SPMFE-UNet: shape perception and multi-scale features enhancement UNet for robust abdominal organ and skin lesion segmentation.
Authors
Affiliations (2)
Affiliations (2)
- School of Information Science and Engineering, Yunnan University, Kunming, People's Republic of China.
- Department of Colorectal Surgery, The Third Affiliated Hospital of Kunming Medical University, Kunming, People's Republic of China.
Abstract
Convolutional neural networks demonstrate strong performance in medical image segmentation but face clinically significant challenges due to the morphological diversity of anatomical targets-including substantial variations in shape, scale, and position. To overcome these limitations, we propose shape perception and multi-scale features enhancement UNet, a novel architecture designed to jointly learn discriminative geometric features (shapes and scales) for robust target perception.
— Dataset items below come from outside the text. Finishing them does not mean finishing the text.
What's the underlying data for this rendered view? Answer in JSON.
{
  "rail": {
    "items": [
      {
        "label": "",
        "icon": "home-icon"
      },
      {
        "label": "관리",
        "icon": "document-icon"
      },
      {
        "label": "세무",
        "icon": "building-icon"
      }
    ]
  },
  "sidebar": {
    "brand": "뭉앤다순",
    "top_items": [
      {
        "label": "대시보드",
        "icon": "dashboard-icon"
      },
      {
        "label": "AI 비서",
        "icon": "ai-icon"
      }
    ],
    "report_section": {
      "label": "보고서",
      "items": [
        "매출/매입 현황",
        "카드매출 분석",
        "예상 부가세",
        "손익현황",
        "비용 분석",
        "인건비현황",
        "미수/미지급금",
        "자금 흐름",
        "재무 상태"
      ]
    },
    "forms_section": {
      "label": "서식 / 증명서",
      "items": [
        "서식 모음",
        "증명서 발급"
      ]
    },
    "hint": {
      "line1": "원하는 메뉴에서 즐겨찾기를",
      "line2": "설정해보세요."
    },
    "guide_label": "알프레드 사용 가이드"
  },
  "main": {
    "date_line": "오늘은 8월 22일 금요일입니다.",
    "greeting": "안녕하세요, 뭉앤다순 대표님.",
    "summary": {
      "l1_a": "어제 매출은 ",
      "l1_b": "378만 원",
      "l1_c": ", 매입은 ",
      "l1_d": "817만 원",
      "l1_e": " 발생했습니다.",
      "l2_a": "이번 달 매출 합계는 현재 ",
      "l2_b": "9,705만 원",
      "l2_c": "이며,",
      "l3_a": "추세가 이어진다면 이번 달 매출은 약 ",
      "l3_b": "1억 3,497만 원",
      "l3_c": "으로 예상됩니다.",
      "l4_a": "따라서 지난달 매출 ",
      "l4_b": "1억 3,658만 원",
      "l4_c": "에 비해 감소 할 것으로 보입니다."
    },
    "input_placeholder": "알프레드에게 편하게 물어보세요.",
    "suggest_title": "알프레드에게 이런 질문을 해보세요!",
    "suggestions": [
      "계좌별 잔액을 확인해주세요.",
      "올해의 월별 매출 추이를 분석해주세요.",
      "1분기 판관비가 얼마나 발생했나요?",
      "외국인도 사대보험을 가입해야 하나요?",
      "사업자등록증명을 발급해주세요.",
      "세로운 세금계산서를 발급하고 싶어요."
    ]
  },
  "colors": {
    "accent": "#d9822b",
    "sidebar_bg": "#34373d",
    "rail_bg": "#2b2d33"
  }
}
The proposed framework designs two synergistic core modules to address the challenges of anatomical shape and scale variability: a shape perception module (SPM) that employs a dynamic gating mechanisms to adaptively sharpen crucial contour features and suppress irrelevant background interference, and a multi-scale features enhancement module (MFEM) which leverages a parallel multi-branch convolutional architecture with varied receptive fields to capture and intelligently fuse hierarchical patterns, from local textures to global semantics. These co-optimized modules form an integrated feature learning pipeline where the SPM purifies shape-related features and the MFEM empowers them with rich contextual information, enabling joint geometric perception for robust and accurate segmentation across heterogeneous clinical imaging scenarios. Experiments demonstrate competitive performance across three datasets: on Synapse, our method achieves a Dice score of 84.67% (surpassing CCViM by 2.02%) and an HD95 of 16.37 mm; on ISIC-2017, it attains a Dice of 92.36% (outperforming EMCAD by 1.15%) and an mean Intersection over Union (mIoU) of 86.93%; and on ISIC-2018, it reaches a Dice of 90.81% (exceeding CCViM by 0.75%) and an mIoU of 84.31%. Our method effectively mitigates mis-segmentation artifacts stemming from scale mismatches and shape irregularities, ultimately delivering superior robustness and accuracy in complex clinical imaging scenarios.